Collectively, the four major tournaments are the highest honors in golf. These are: the Masters Tournament, the U.S. Open, The Open Championship, and the PGA Championship. Our analysis team was going through the major tournament winners and stumbled upon some fascinating facts and patterns that have repeated themselves.
For instance, The grand slam or winning all of these four in a single calendar year is something that has eluded golfers for decades. No one has managed to accomplish this incredible feat. However, some have come close.
Tiger Woods came closest. In 2001 and 2002, he won all the four major tournaments but not in the same calendar year. He is also one of the five golfers to have won the career grand slam. If you’re wondering who the other four are, keep reading.
In this article, we’ll talk about some more intriguing patterns and factoids that will surprise many of you. Here they are.
1. American Monopoly Over The Major Tournaments
Unsurprisingly, Americans comprise a significant chunk of the winner’s pie. Out of 457 major tournaments, 277 have been won by American golfers (more than 60%).
Despite this, Americans didn’t touch any major silverware for the first 50 years after the creation of the first major tournament (The Open Championship). The first American to win a major tournament was John McDermott in 1911 when he won the U.S. Open.
If you look closely at the Masters tournament, you’ll see no other nation except one has managed to cross the double-digit mark. While Americans have won the Masters for a whopping 62 times. Next in line is South Africa with a measly figure of five winners.
The same is the case with the PGA Championship, where Americans have won it 82 times, and no other nation has made it to double digits.
In 1934, the Masters became the most recent tournament to be added to the majors club. Since then, nine times, all the four major tournaments were won by American golfers in a single calendar year.
No other nation has achieved this even once. However, this hasn’t happened for nearly 40 years as it last occurred in 1982. 2017 was the most recent year when it could’ve been the tenth time, but Sergio Garcia won the Masters tournament and spoiled it for Uncle Sam.
2020 is a particular case because American golfers won three of the four major tournaments, but the Open Championship was canceled due to the Covid-19 pandemic,
Interestingly, there was one year when every major tournament evaded the grasp of American golfers. This was 1994 when not a single major tournament was won by an American and this has happened only once since all the major tournaments were created.
2. Early Scottish Delight
The first fifty years from the creation of the first major tournament (The Open Championship) can be called the Golden Era of Scottish golf. More than 90% of the major tournaments won by Scotsmen are from this period.
It is also worth mentioning that the Open Championship and the U.S. Open were the only two major tournaments at the time and Scotsmen won the bulk of them. In fact, the first 29 Open Championships had Scottish Winners. However, the glory days of Scottish golfers are long gone; the last Scotsman to win a major tournament was Paul Lawrie, who won the Open Championship in 1999.
3. The Fabled Grand Slam
As mentioned above, no one has achieved the grand slam in golf.

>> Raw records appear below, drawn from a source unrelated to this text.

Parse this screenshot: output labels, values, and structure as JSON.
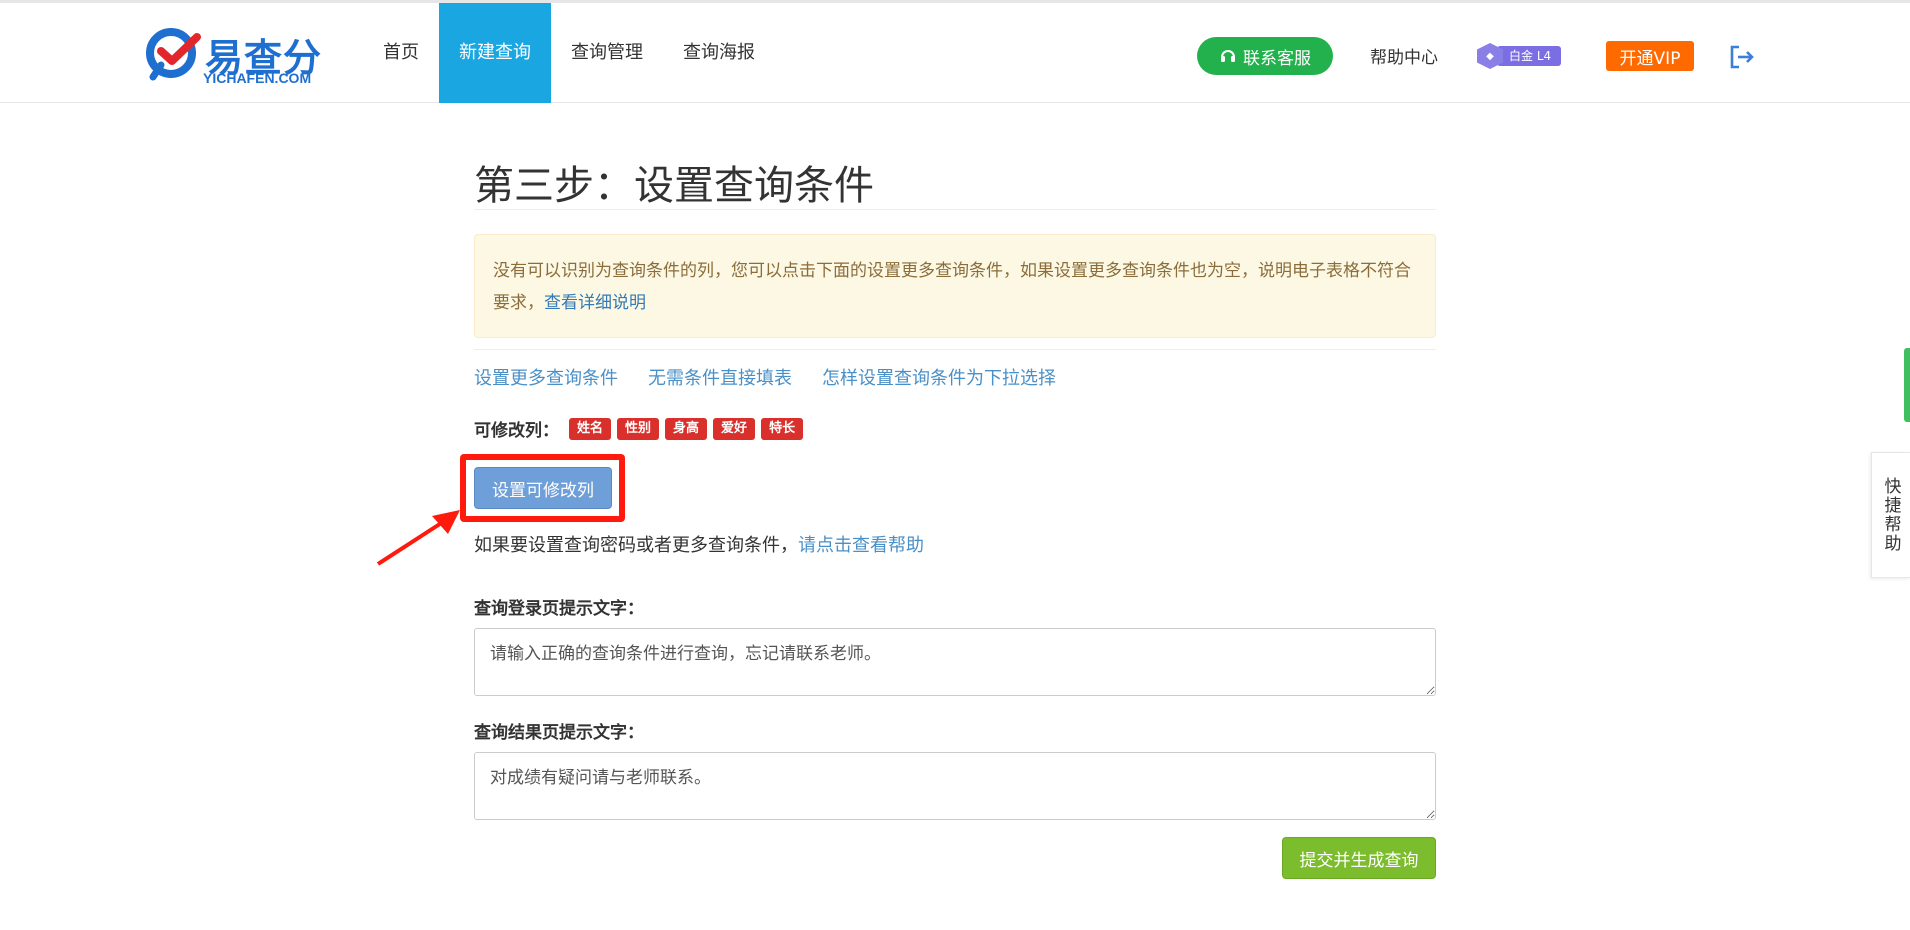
{
  "header": {
    "logo_text": "易查分",
    "logo_sub": "YICHAFEN.COM",
    "nav": [
      {
        "label": "首页",
        "active": false
      },
      {
        "label": "新建查询",
        "active": true
      },
      {
        "label": "查询管理",
        "active": false
      },
      {
        "label": "查询海报",
        "active": false
      }
    ],
    "service_label": "联系客服",
    "help_center_label": "帮助中心",
    "level_label": "白金 L4",
    "vip_label": "开通VIP",
    "logout_icon": "logout-icon"
  },
  "main": {
    "title": "第三步：设置查询条件",
    "alert_text": "没有可以识别为查询条件的列，您可以点击下面的设置更多查询条件，如果设置更多查询条件也为空，说明电子表格不符合要求，",
    "alert_link": "查看详细说明",
    "links": [
      {
        "label": "设置更多查询条件"
      },
      {
        "label": "无需条件直接填表"
      },
      {
        "label": "怎样设置查询条件为下拉选择"
      }
    ],
    "editable_label": "可修改列：",
    "editable_tags": [
      {
        "label": "姓名"
      },
      {
        "label": "性别"
      },
      {
        "label": "身高"
      },
      {
        "label": "爱好"
      },
      {
        "label": "特长"
      }
    ],
    "editable_button": "设置可修改列",
    "help_text": "如果要设置查询密码或者更多查询条件，",
    "help_link": "请点击查看帮助",
    "login_tip_label": "查询登录页提示文字：",
    "login_tip_value": "请输入正确的查询条件进行查询，忘记请联系老师。",
    "result_tip_label": "查询结果页提示文字：",
    "result_tip_value": "对成绩有疑问请与老师联系。",
    "submit_label": "提交并生成查询"
  },
  "side": {
    "quick_help": "快捷帮助"
  },
  "colors": {
    "nav_active": "#1aa6e0",
    "service": "#22b14c",
    "vip": "#ff6a00",
    "tag": "#d9302c",
    "submit": "#7cbd2d",
    "highlight": "#ff1a0d"
  }
}
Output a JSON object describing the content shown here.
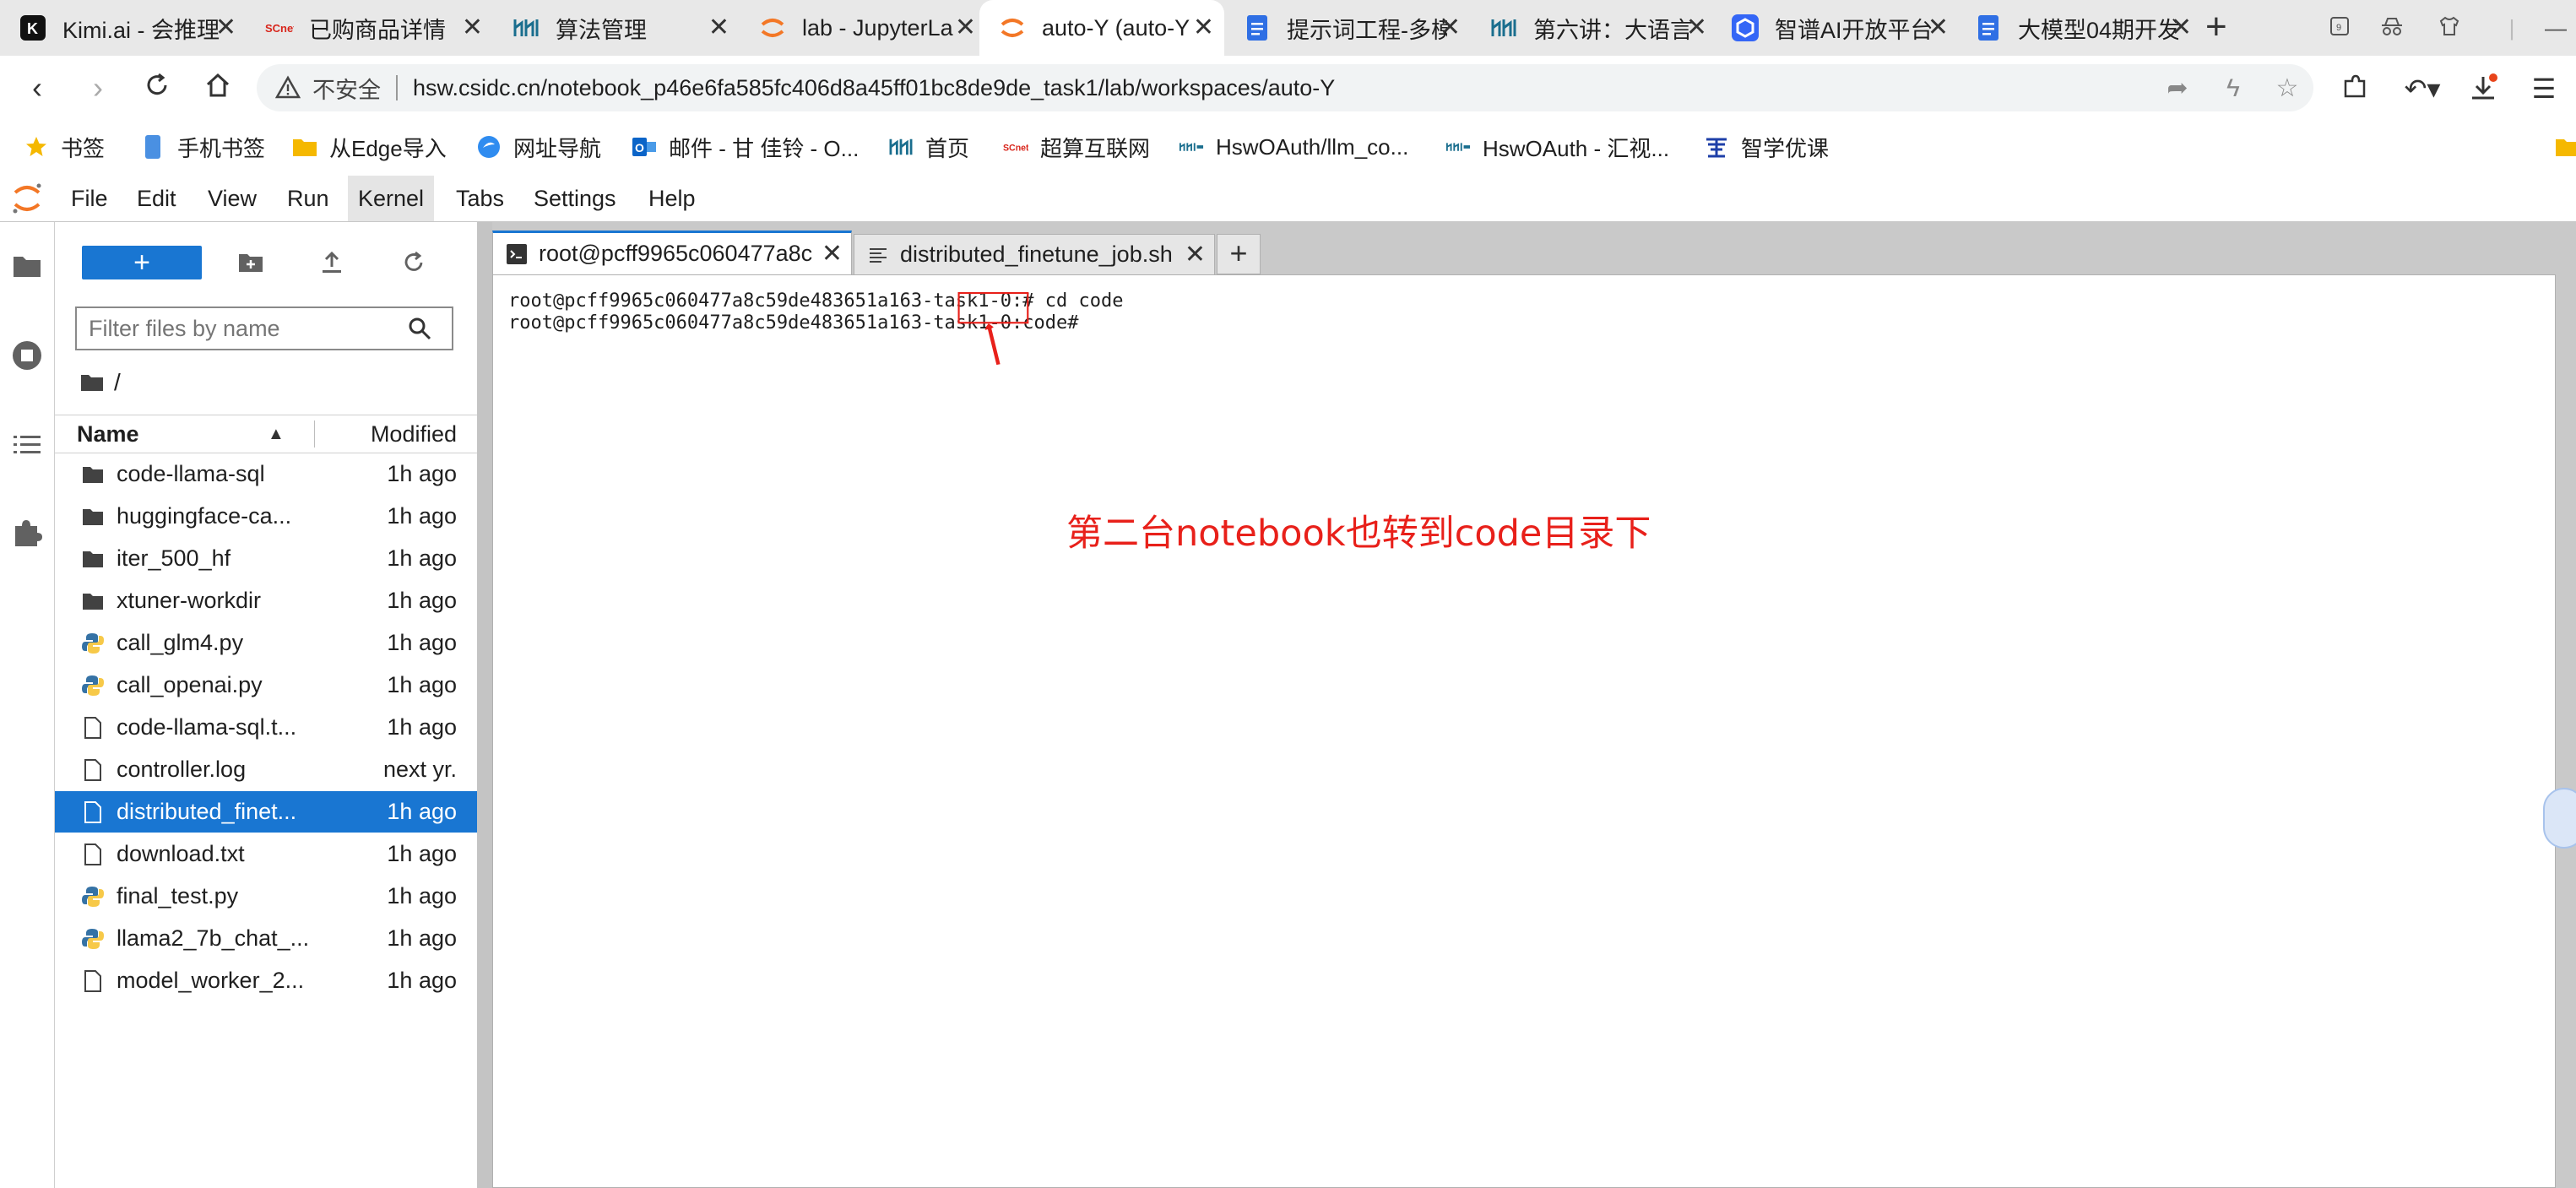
{
  "browser": {
    "tabs": [
      {
        "title": "Kimi.ai - 会推理",
        "icon": "kimi-icon"
      },
      {
        "title": "已购商品详情",
        "icon": "scnet-icon"
      },
      {
        "title": "算法管理",
        "icon": "hsw-icon"
      },
      {
        "title": "lab - JupyterLa",
        "icon": "jupyter-icon"
      },
      {
        "title": "auto-Y (auto-Y",
        "icon": "jupyter-icon",
        "active": true
      },
      {
        "title": "提示词工程-多模",
        "icon": "doc-icon"
      },
      {
        "title": "第六讲：大语言",
        "icon": "hsw-icon"
      },
      {
        "title": "智谱AI开放平台",
        "icon": "zhipu-icon"
      },
      {
        "title": "大模型04期开发",
        "icon": "doc-icon"
      }
    ],
    "address": {
      "insecure_label": "不安全",
      "url": "hsw.csidc.cn/notebook_p46e6fa585fc406d8a45ff01bc8de9de_task1/lab/workspaces/auto-Y"
    },
    "bookmarks": [
      {
        "label": "书签",
        "icon": "star-icon"
      },
      {
        "label": "手机书签",
        "icon": "phone-icon"
      },
      {
        "label": "从Edge导入",
        "icon": "folder-icon"
      },
      {
        "label": "网址导航",
        "icon": "compass-icon"
      },
      {
        "label": "邮件 - 甘 佳铃 - O...",
        "icon": "outlook-icon"
      },
      {
        "label": "首页",
        "icon": "hsw-icon"
      },
      {
        "label": "超算互联网",
        "icon": "scnet-icon"
      },
      {
        "label": "HswOAuth/llm_co...",
        "icon": "hsw-small-icon"
      },
      {
        "label": "HswOAuth - 汇视...",
        "icon": "hsw-small-icon"
      },
      {
        "label": "智学优课",
        "icon": "zhixue-icon"
      }
    ]
  },
  "menubar": [
    "File",
    "Edit",
    "View",
    "Run",
    "Kernel",
    "Tabs",
    "Settings",
    "Help"
  ],
  "filebrowser": {
    "new_label": "+",
    "filter_placeholder": "Filter files by name",
    "breadcrumb": "/",
    "col_name": "Name",
    "col_modified": "Modified",
    "files": [
      {
        "name": "code-llama-sql",
        "type": "folder",
        "modified": "1h ago"
      },
      {
        "name": "huggingface-ca...",
        "type": "folder",
        "modified": "1h ago"
      },
      {
        "name": "iter_500_hf",
        "type": "folder",
        "modified": "1h ago"
      },
      {
        "name": "xtuner-workdir",
        "type": "folder",
        "modified": "1h ago"
      },
      {
        "name": "call_glm4.py",
        "type": "python",
        "modified": "1h ago"
      },
      {
        "name": "call_openai.py",
        "type": "python",
        "modified": "1h ago"
      },
      {
        "name": "code-llama-sql.t...",
        "type": "file",
        "modified": "1h ago"
      },
      {
        "name": "controller.log",
        "type": "file",
        "modified": "next yr."
      },
      {
        "name": "distributed_finet...",
        "type": "file",
        "modified": "1h ago",
        "selected": true
      },
      {
        "name": "download.txt",
        "type": "file",
        "modified": "1h ago"
      },
      {
        "name": "final_test.py",
        "type": "python",
        "modified": "1h ago"
      },
      {
        "name": "llama2_7b_chat_...",
        "type": "python",
        "modified": "1h ago"
      },
      {
        "name": "model_worker_2...",
        "type": "file",
        "modified": "1h ago"
      }
    ]
  },
  "dock": {
    "tabs": [
      {
        "title": "root@pcff9965c060477a8c",
        "icon": "terminal-icon",
        "active": true
      },
      {
        "title": "distributed_finetune_job.sh",
        "icon": "text-file-icon"
      }
    ],
    "add_label": "+"
  },
  "terminal": {
    "lines": [
      {
        "prompt": "root@pcff9965c060477a8c59de483651a163-task1-0:",
        "text": "# cd code"
      },
      {
        "prompt": "root@pcff9965c060477a8c59de483651a163-task1-0:",
        "text": "code#"
      }
    ]
  },
  "annotation": {
    "text": "第二台notebook也转到code目录下",
    "color": "#e8201a"
  },
  "colors": {
    "accent": "#1976d2",
    "annotation": "#e8201a"
  }
}
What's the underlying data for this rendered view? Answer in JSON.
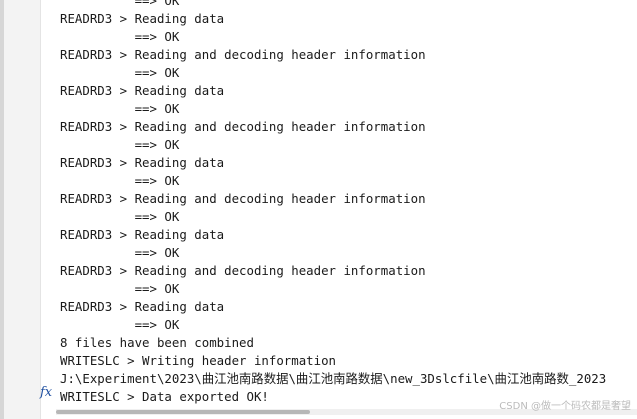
{
  "console": {
    "lines": [
      "          ==> OK",
      "READRD3 > Reading data",
      "          ==> OK",
      "READRD3 > Reading and decoding header information",
      "          ==> OK",
      "READRD3 > Reading data",
      "          ==> OK",
      "READRD3 > Reading and decoding header information",
      "          ==> OK",
      "READRD3 > Reading data",
      "          ==> OK",
      "READRD3 > Reading and decoding header information",
      "          ==> OK",
      "READRD3 > Reading data",
      "          ==> OK",
      "READRD3 > Reading and decoding header information",
      "          ==> OK",
      "READRD3 > Reading data",
      "          ==> OK",
      "8 files have been combined",
      "WRITESLC > Writing header information",
      "J:\\Experiment\\2023\\曲江池南路数据\\曲江池南路数据\\new_3Dslcfile\\曲江池南路数_2023",
      "WRITESLC > Data exported OK!"
    ]
  },
  "prompt": {
    "icon": "fx-icon",
    "glyph": "fx"
  },
  "watermark": {
    "text": "CSDN @做一个码农都是奢望"
  }
}
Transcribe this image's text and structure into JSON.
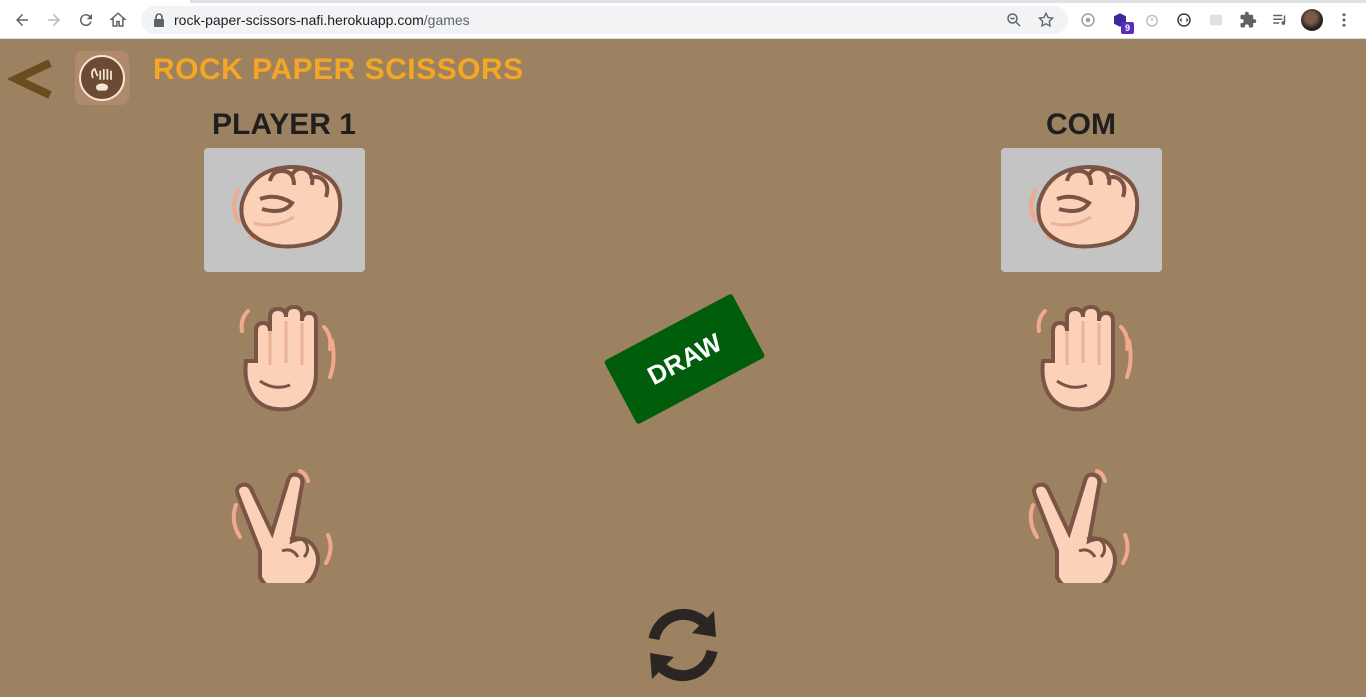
{
  "browser": {
    "url_host": "rock-paper-scissors-nafi.herokuapp.com",
    "url_path": "/games",
    "extension_badge": "9"
  },
  "header": {
    "title": "ROCK PAPER SCISSORS",
    "back_icon": "chevron-left-icon",
    "logo_icon": "rps-logo-icon"
  },
  "player": {
    "label": "PLAYER 1",
    "selected": "rock",
    "choices": [
      "rock",
      "paper",
      "scissors"
    ]
  },
  "computer": {
    "label": "COM",
    "selected": "rock",
    "choices": [
      "rock",
      "paper",
      "scissors"
    ]
  },
  "result": {
    "text": "DRAW",
    "color": "#005d0b"
  },
  "controls": {
    "refresh_icon": "refresh-icon"
  },
  "colors": {
    "background": "#9c8260",
    "title": "#f5a623",
    "selected_slot": "#c4c4c4"
  }
}
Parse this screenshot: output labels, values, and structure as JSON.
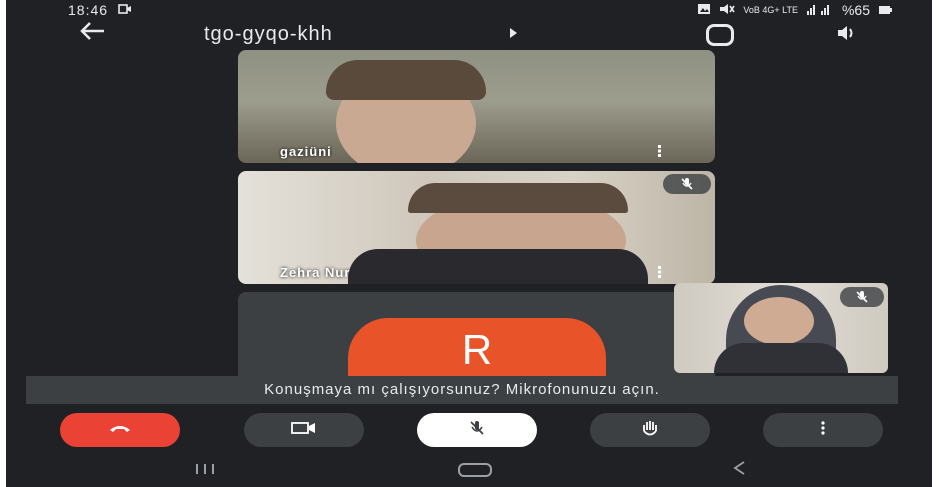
{
  "status_bar": {
    "time": "18:46",
    "network_small": "VoB 4G+ LTE",
    "battery": "%65"
  },
  "top_bar": {
    "meeting_code": "tgo-gyqo-khh"
  },
  "participants": [
    {
      "name": "gaziüni"
    },
    {
      "name": "Zehra Nur"
    },
    {
      "avatar_letter": "R"
    }
  ],
  "banner": {
    "text": "Konuşmaya mı çalışıyorsunuz? Mikrofonunuzu açın."
  },
  "colors": {
    "background": "#202124",
    "hangup": "#ea4335",
    "avatar": "#e8532a"
  }
}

Tiger Woods came closest by winning the “Tiger Slam,” where he won all three except the Masters in 2000, which he won the next year.
The career grand slam is currently the highest achievement that golfers have achieved until now. Five golfers have done it so far: Tiger Woods, Jack Nicklaus, Gary Player, Ben Hogan, and Gene Sarazen (first to do it).
Tiger Woods and Jack Nicklaus are the only two players who have won the career grand slam three times. Unsurprisingly, these two also lead the major tournament wins tally with 15 and 18 wins, respectively.